For years, parents and grandparents have traditionally purchased savings bonds when children are born or when they reach important milestones so they will have money when they grow up. Savings bonds are an investment in the U.S. government as well as into children's futures. In December 2011, the U.S. government plans to stop offering these bonds for sale at banks and credit unions. However, taxpayers can still continue to purchase them using an online account or their tax refunds.
As of December 2011, the U.S. Treasury plans to sell savings bonds only online through the Treasury Direct website. You can use your tax refund or a credit or debit card to purchase electronic copies of the bonds.

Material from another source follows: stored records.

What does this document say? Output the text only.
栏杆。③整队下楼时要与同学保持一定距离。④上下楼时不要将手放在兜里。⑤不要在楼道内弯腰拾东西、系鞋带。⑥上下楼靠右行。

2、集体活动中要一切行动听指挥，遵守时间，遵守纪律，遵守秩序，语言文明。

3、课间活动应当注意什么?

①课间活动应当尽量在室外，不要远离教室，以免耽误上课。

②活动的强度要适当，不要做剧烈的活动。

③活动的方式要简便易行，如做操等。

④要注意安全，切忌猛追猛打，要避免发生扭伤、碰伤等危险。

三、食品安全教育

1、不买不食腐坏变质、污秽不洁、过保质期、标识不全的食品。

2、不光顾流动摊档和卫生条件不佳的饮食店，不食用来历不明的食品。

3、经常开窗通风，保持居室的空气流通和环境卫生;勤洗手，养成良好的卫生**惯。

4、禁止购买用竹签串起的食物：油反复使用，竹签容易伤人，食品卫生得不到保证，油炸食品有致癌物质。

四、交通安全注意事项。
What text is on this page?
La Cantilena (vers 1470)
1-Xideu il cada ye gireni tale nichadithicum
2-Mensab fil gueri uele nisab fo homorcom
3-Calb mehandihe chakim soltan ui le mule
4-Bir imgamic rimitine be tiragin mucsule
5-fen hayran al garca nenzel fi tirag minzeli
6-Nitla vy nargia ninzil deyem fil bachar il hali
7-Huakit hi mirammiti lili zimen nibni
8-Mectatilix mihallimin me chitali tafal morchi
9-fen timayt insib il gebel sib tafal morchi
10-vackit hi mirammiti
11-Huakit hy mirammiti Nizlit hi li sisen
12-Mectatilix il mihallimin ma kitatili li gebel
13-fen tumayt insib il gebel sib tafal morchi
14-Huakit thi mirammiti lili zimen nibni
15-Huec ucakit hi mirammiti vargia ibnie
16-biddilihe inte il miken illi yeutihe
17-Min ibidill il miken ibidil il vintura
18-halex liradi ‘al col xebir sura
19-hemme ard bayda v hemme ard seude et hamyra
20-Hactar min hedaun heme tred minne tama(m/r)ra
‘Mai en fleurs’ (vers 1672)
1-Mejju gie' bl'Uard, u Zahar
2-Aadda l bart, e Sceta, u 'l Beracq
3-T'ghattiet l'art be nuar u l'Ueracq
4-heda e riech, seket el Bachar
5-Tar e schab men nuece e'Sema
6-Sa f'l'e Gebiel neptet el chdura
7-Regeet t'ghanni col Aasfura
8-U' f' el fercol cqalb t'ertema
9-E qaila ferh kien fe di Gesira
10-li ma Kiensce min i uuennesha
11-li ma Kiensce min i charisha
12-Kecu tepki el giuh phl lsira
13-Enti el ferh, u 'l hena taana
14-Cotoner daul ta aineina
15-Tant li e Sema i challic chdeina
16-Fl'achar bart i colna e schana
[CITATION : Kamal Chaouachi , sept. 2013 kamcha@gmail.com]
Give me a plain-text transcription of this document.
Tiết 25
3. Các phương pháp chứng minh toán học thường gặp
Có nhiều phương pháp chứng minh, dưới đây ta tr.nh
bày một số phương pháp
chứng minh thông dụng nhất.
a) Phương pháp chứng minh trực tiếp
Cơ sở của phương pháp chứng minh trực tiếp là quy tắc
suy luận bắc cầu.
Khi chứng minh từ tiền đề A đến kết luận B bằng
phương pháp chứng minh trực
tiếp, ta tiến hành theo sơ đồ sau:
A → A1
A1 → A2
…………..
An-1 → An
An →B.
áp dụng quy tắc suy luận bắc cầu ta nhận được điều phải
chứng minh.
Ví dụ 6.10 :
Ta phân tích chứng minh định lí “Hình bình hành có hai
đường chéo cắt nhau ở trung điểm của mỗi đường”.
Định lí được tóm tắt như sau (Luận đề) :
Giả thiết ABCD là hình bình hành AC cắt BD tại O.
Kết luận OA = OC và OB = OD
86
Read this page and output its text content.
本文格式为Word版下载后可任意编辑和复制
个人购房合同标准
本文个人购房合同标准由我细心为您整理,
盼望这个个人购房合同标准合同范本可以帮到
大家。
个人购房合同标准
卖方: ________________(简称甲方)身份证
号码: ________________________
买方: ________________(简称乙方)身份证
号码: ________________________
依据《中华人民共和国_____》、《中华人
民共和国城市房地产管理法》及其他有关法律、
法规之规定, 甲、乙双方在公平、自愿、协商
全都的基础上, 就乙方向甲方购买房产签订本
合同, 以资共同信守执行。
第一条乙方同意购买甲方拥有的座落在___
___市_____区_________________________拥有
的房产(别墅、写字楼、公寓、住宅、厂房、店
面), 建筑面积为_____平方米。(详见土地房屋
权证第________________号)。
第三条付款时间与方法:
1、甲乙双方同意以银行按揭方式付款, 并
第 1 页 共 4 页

If you want to get a paper bond, you can still do so at banks until December 2011. Starting in 2012, a limited number of paper bonds will be printed. Taxpayers who use their tax refunds to purchase bonds will get a paper bond. All others will get an electronic bond. The bond will be stored on Treasury Direct's servers, and investors will not get a hard copy. Instead, investors can manage their bonds via their Treasury Direct accounts, including redeeming them when they mature.
Replacement of Bonds
If you misplace a paper bond that you purchased prior to the conversion to electronic bonds, you can still get a replacement paper bond after December 2011. You will have the option of getting either a new paper bond or an electronic bond. If the bond is older than its minimum redemption date, you may also redeem the bond rather than requesting a replacement bond.
The U.S. government is saving money by discontinuing the paper-bond program. In addition, converting to only electronic bonds reduces the risk of theft, loss or destruction, as there is no paper bond to steal, lose or damage. The Treasury Department will still offer paper bonds if taxpayers use their tax refunds to purchase them, so people who do not have Internet access can still purchase bonds.